Meta mencibir, merasa tak terima dengan perlakuan Yoga, dia pun dengan sengaja menyenggol lengan Yoga. Sontak cowok itu langsung menghindar, dan menatapnya dengan tajam.
Brak!!!
Meta nyaris melompat, saat dokumen yang baru saja ia serahkan itu dibanting ke meja. Tatapan Yoga dingin, tanpa mengatakan sepatah kata pun.
"Ada apa, Pak?" tanya Meta hati-hati. Saat ini dia menjadi takut kalau akan dibunuh oleh Yoga.
"Dasar tak berguna," geram Yoga.
"Apa? Anda bilang saya tidak berguna? Bagian dari mana yang tak berguna itu, Pak?" tanya Meta, emosinya benar-benar tersulut karena ucapan pedas Yoga.
Yoga kemudian melempar dokumen itu sampai tercecer di lantai, kemudian memicingkan matanya kepada Meta dengan tajam.

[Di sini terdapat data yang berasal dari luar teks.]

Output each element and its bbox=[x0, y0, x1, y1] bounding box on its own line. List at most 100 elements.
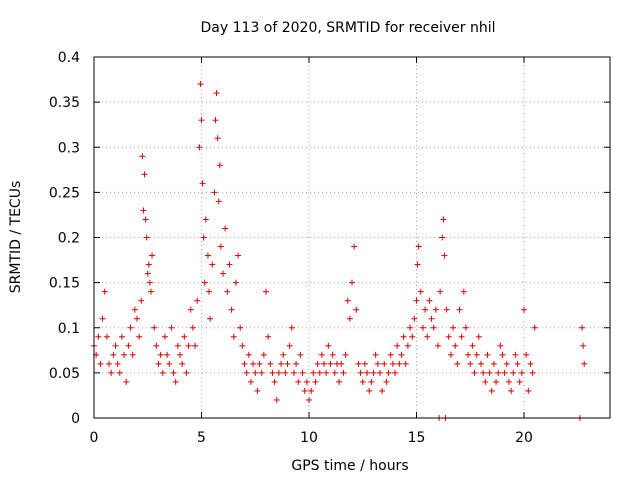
data-point bbox=[192, 342, 199, 349]
data-point bbox=[230, 333, 237, 340]
data-point bbox=[443, 306, 450, 313]
data-point bbox=[394, 342, 401, 349]
x-tick-label: 0 bbox=[90, 430, 99, 446]
data-point bbox=[508, 387, 515, 394]
data-point bbox=[321, 360, 328, 367]
data-point bbox=[357, 369, 364, 376]
data-point bbox=[241, 360, 248, 367]
data-point bbox=[202, 216, 209, 223]
data-point bbox=[447, 351, 454, 358]
data-point bbox=[580, 342, 587, 349]
data-point bbox=[414, 261, 421, 268]
data-point bbox=[581, 360, 588, 367]
data-point bbox=[501, 369, 508, 376]
data-point bbox=[141, 171, 148, 178]
x-tick-label: 5 bbox=[197, 430, 206, 446]
data-point bbox=[179, 360, 186, 367]
data-point bbox=[299, 369, 306, 376]
data-point bbox=[201, 279, 208, 286]
y-tick-label: 0.05 bbox=[49, 366, 80, 382]
data-point bbox=[297, 351, 304, 358]
data-point bbox=[155, 360, 162, 367]
data-point bbox=[430, 324, 437, 331]
data-point bbox=[471, 369, 478, 376]
data-point bbox=[465, 351, 472, 358]
data-point bbox=[488, 387, 495, 394]
data-point bbox=[529, 369, 536, 376]
data-point bbox=[101, 288, 108, 295]
data-point bbox=[314, 360, 321, 367]
data-point bbox=[432, 306, 439, 313]
data-point bbox=[379, 387, 386, 394]
data-point bbox=[475, 333, 482, 340]
data-point bbox=[215, 198, 222, 205]
data-point bbox=[237, 324, 244, 331]
data-point bbox=[288, 324, 295, 331]
data-point bbox=[510, 369, 517, 376]
data-point bbox=[213, 90, 220, 97]
data-point bbox=[531, 324, 538, 331]
data-point bbox=[381, 360, 388, 367]
data-point bbox=[129, 351, 136, 358]
data-point bbox=[353, 306, 360, 313]
data-point bbox=[329, 351, 336, 358]
data-point bbox=[374, 360, 381, 367]
data-point bbox=[138, 297, 145, 304]
data-point bbox=[435, 342, 441, 349]
data-point bbox=[228, 306, 235, 313]
data-point bbox=[209, 261, 216, 268]
data-point bbox=[263, 288, 269, 295]
y-tick-label: 0.15 bbox=[49, 276, 80, 292]
data-point bbox=[204, 252, 211, 259]
data-point bbox=[127, 324, 134, 331]
y-tick-label: 0.25 bbox=[49, 185, 80, 201]
data-point bbox=[216, 162, 223, 169]
data-point bbox=[146, 279, 153, 286]
data-point bbox=[525, 387, 532, 394]
data-point bbox=[303, 378, 310, 385]
data-point bbox=[194, 297, 201, 304]
data-point bbox=[490, 360, 497, 367]
x-tick-label: 10 bbox=[300, 430, 318, 446]
data-point bbox=[232, 279, 239, 286]
y-tick-label: 0.3 bbox=[58, 140, 80, 156]
data-point bbox=[323, 369, 330, 376]
data-point bbox=[189, 324, 196, 331]
data-point bbox=[404, 342, 411, 349]
data-point bbox=[441, 252, 448, 259]
data-point bbox=[419, 324, 426, 331]
data-point bbox=[482, 378, 489, 385]
data-point bbox=[484, 351, 491, 358]
data-point bbox=[351, 243, 358, 250]
data-point bbox=[331, 369, 338, 376]
tick-labels: 0 5 10 15 20 0 0.05 0.1 0.15 0.2 0.25 0.3 0.35 0.4 bbox=[49, 50, 533, 446]
data-point bbox=[159, 369, 166, 376]
data-point bbox=[245, 351, 252, 358]
data-point bbox=[428, 315, 435, 322]
data-point bbox=[151, 324, 158, 331]
data-point bbox=[207, 315, 214, 322]
data-point bbox=[503, 360, 510, 367]
data-point bbox=[198, 117, 205, 124]
data-point bbox=[437, 288, 444, 295]
data-point bbox=[445, 333, 452, 340]
data-point bbox=[417, 288, 424, 295]
data-point bbox=[99, 315, 106, 322]
y-tick-label: 0.35 bbox=[49, 95, 80, 111]
data-point bbox=[256, 360, 263, 367]
data-point bbox=[527, 360, 534, 367]
data-point bbox=[439, 234, 446, 241]
data-point bbox=[505, 378, 512, 385]
data-point bbox=[579, 324, 586, 331]
y-tick-label: 0.4 bbox=[58, 50, 80, 66]
data-point bbox=[110, 351, 117, 358]
data-point bbox=[312, 378, 319, 385]
data-point bbox=[108, 369, 115, 376]
data-point bbox=[338, 360, 345, 367]
data-point bbox=[480, 369, 487, 376]
data-point bbox=[114, 360, 121, 367]
data-point bbox=[316, 369, 323, 376]
data-point bbox=[424, 333, 431, 340]
data-point bbox=[361, 360, 368, 367]
data-point bbox=[396, 360, 403, 367]
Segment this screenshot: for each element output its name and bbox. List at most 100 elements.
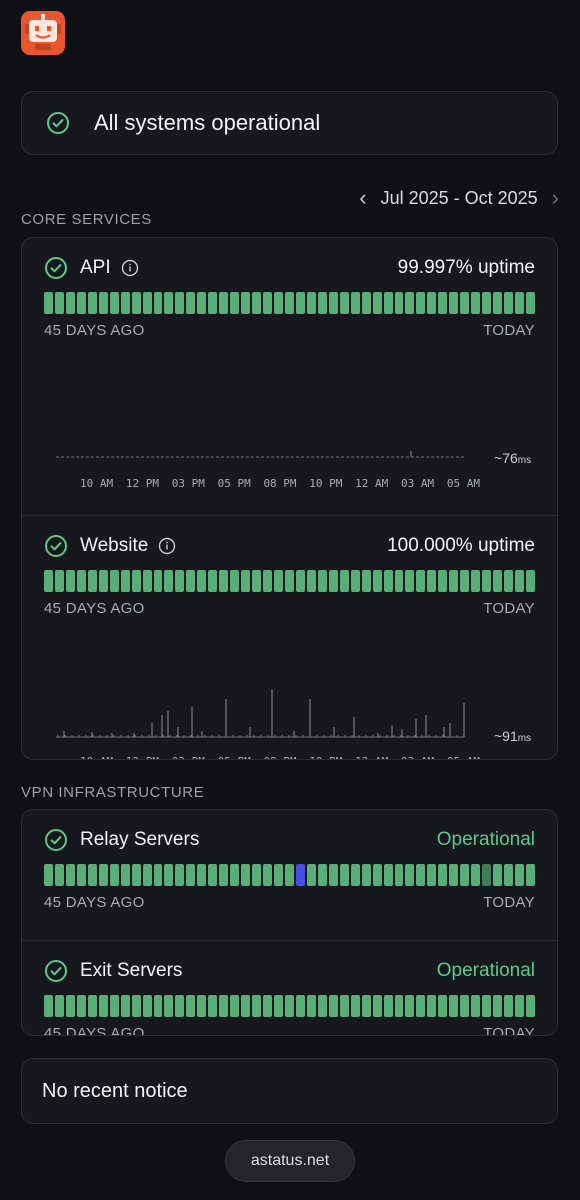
uptime-day-bar[interactable]	[317, 995, 327, 1017]
uptime-day-bar[interactable]	[153, 864, 163, 886]
uptime-day-bar[interactable]	[394, 864, 404, 886]
uptime-day-bar[interactable]	[471, 864, 481, 886]
uptime-day-bar[interactable]	[230, 995, 240, 1017]
uptime-day-bar[interactable]	[350, 864, 360, 886]
uptime-day-bar[interactable]	[87, 570, 97, 592]
uptime-day-bar[interactable]	[164, 570, 174, 592]
uptime-day-bar[interactable]	[284, 864, 294, 886]
uptime-day-bar[interactable]	[241, 995, 251, 1017]
uptime-day-bar[interactable]	[372, 995, 382, 1017]
uptime-day-bar[interactable]	[284, 292, 294, 314]
uptime-day-bar[interactable]	[482, 864, 492, 886]
uptime-day-bar[interactable]	[504, 864, 513, 886]
uptime-day-bar[interactable]	[328, 864, 338, 886]
uptime-day-bar[interactable]	[416, 864, 426, 886]
uptime-day-bar[interactable]	[427, 995, 437, 1017]
uptime-day-bar[interactable]	[208, 292, 218, 314]
uptime-day-bar[interactable]	[153, 292, 163, 314]
uptime-day-bar[interactable]	[471, 570, 481, 592]
uptime-day-bar[interactable]	[438, 292, 448, 314]
uptime-day-bar[interactable]	[109, 570, 119, 592]
uptime-day-bar[interactable]	[186, 570, 196, 592]
uptime-day-bar[interactable]	[274, 292, 283, 314]
uptime-day-bar[interactable]	[328, 570, 338, 592]
uptime-day-bar[interactable]	[230, 570, 240, 592]
uptime-day-bar[interactable]	[98, 995, 108, 1017]
uptime-day-bar[interactable]	[372, 292, 382, 314]
uptime-day-bar[interactable]	[504, 292, 513, 314]
uptime-day-bar[interactable]	[65, 292, 75, 314]
uptime-day-bar[interactable]	[76, 570, 86, 592]
uptime-day-bar[interactable]	[471, 292, 481, 314]
uptime-day-bar[interactable]	[339, 864, 349, 886]
uptime-day-bar[interactable]	[197, 570, 207, 592]
uptime-day-bar[interactable]	[44, 292, 53, 314]
uptime-day-bar[interactable]	[87, 995, 97, 1017]
uptime-day-bar[interactable]	[438, 995, 448, 1017]
uptime-day-bar[interactable]	[514, 292, 524, 314]
status-site-link[interactable]: astatus.net	[225, 1140, 355, 1182]
uptime-day-bar[interactable]	[274, 864, 283, 886]
uptime-day-bar[interactable]	[197, 995, 207, 1017]
uptime-day-bar[interactable]	[197, 864, 207, 886]
uptime-day-bar[interactable]	[109, 292, 119, 314]
uptime-day-bar[interactable]	[131, 292, 141, 314]
uptime-day-bar[interactable]	[54, 292, 64, 314]
uptime-day-bar[interactable]	[65, 864, 75, 886]
uptime-day-bar[interactable]	[76, 995, 86, 1017]
uptime-day-bar[interactable]	[449, 292, 459, 314]
uptime-day-bar[interactable]	[186, 864, 196, 886]
uptime-day-bar[interactable]	[394, 995, 404, 1017]
uptime-day-bar[interactable]	[284, 995, 294, 1017]
uptime-day-bar[interactable]	[44, 570, 53, 592]
uptime-day-bar[interactable]	[493, 864, 503, 886]
uptime-day-bar[interactable]	[142, 292, 152, 314]
uptime-day-bar[interactable]	[493, 995, 503, 1017]
uptime-day-bar[interactable]	[44, 864, 53, 886]
uptime-day-bar[interactable]	[120, 864, 130, 886]
uptime-day-bar[interactable]	[438, 570, 448, 592]
uptime-day-bar[interactable]	[514, 570, 524, 592]
info-icon[interactable]	[121, 259, 139, 277]
uptime-day-bar[interactable]	[230, 864, 240, 886]
uptime-day-bar[interactable]	[405, 292, 415, 314]
uptime-day-bar[interactable]	[175, 864, 185, 886]
uptime-day-bar[interactable]	[350, 570, 360, 592]
uptime-day-bar[interactable]	[372, 570, 382, 592]
uptime-day-bar[interactable]	[44, 995, 53, 1017]
uptime-day-bar[interactable]	[514, 995, 524, 1017]
uptime-day-bar[interactable]	[252, 570, 262, 592]
info-icon[interactable]	[158, 537, 176, 555]
uptime-day-bar[interactable]	[295, 292, 305, 314]
uptime-day-bar[interactable]	[295, 570, 305, 592]
uptime-day-bar[interactable]	[219, 292, 229, 314]
uptime-day-bar[interactable]	[427, 864, 437, 886]
uptime-day-bar[interactable]	[383, 864, 393, 886]
uptime-day-bar[interactable]	[482, 570, 492, 592]
uptime-day-bar[interactable]	[54, 995, 64, 1017]
uptime-day-bar[interactable]	[471, 995, 481, 1017]
uptime-day-bar[interactable]	[350, 995, 360, 1017]
uptime-day-bar[interactable]	[164, 995, 174, 1017]
uptime-day-bar[interactable]	[65, 570, 75, 592]
uptime-day-bar[interactable]	[98, 570, 108, 592]
uptime-day-bar[interactable]	[350, 292, 360, 314]
uptime-day-bar[interactable]	[98, 864, 108, 886]
uptime-day-bar[interactable]	[175, 570, 185, 592]
uptime-day-bar[interactable]	[394, 292, 404, 314]
uptime-day-bar[interactable]	[482, 995, 492, 1017]
uptime-day-bar[interactable]	[317, 864, 327, 886]
uptime-day-bar[interactable]	[383, 570, 393, 592]
uptime-day-bar[interactable]	[525, 995, 535, 1017]
uptime-day-bar[interactable]	[493, 292, 503, 314]
uptime-day-bar[interactable]	[295, 864, 305, 886]
uptime-day-bar[interactable]	[120, 292, 130, 314]
uptime-day-bar[interactable]	[361, 292, 371, 314]
uptime-day-bar[interactable]	[263, 570, 273, 592]
uptime-day-bar[interactable]	[394, 570, 404, 592]
uptime-day-bar[interactable]	[284, 570, 294, 592]
uptime-day-bar[interactable]	[263, 995, 273, 1017]
uptime-day-bar[interactable]	[76, 864, 86, 886]
uptime-day-bar[interactable]	[449, 570, 459, 592]
uptime-day-bar[interactable]	[525, 570, 535, 592]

"Apa mata Anda sudah buta untuk melihat betapa menjijikkannya kertas-kertas itu? Anda hanya perlu membawanya dari meja Anda ke meja saya, tapi dengan kondisi kertas yang sangat menjijikkan," kata Yoga lagi.
Meta mengamati 'kertas menjijikkan' yang dimaksud Yoga. Rupanya, ada beberapa kertas yang tak sengaja terlipat di sana. Apa hanya karena itu atasannya marah?
Meta hendak membantah, tapi ia kembali berpikir, jika dia terus membantah pasti Yoga akan benar-benar menendangnya dari perusahaan sekarang juga.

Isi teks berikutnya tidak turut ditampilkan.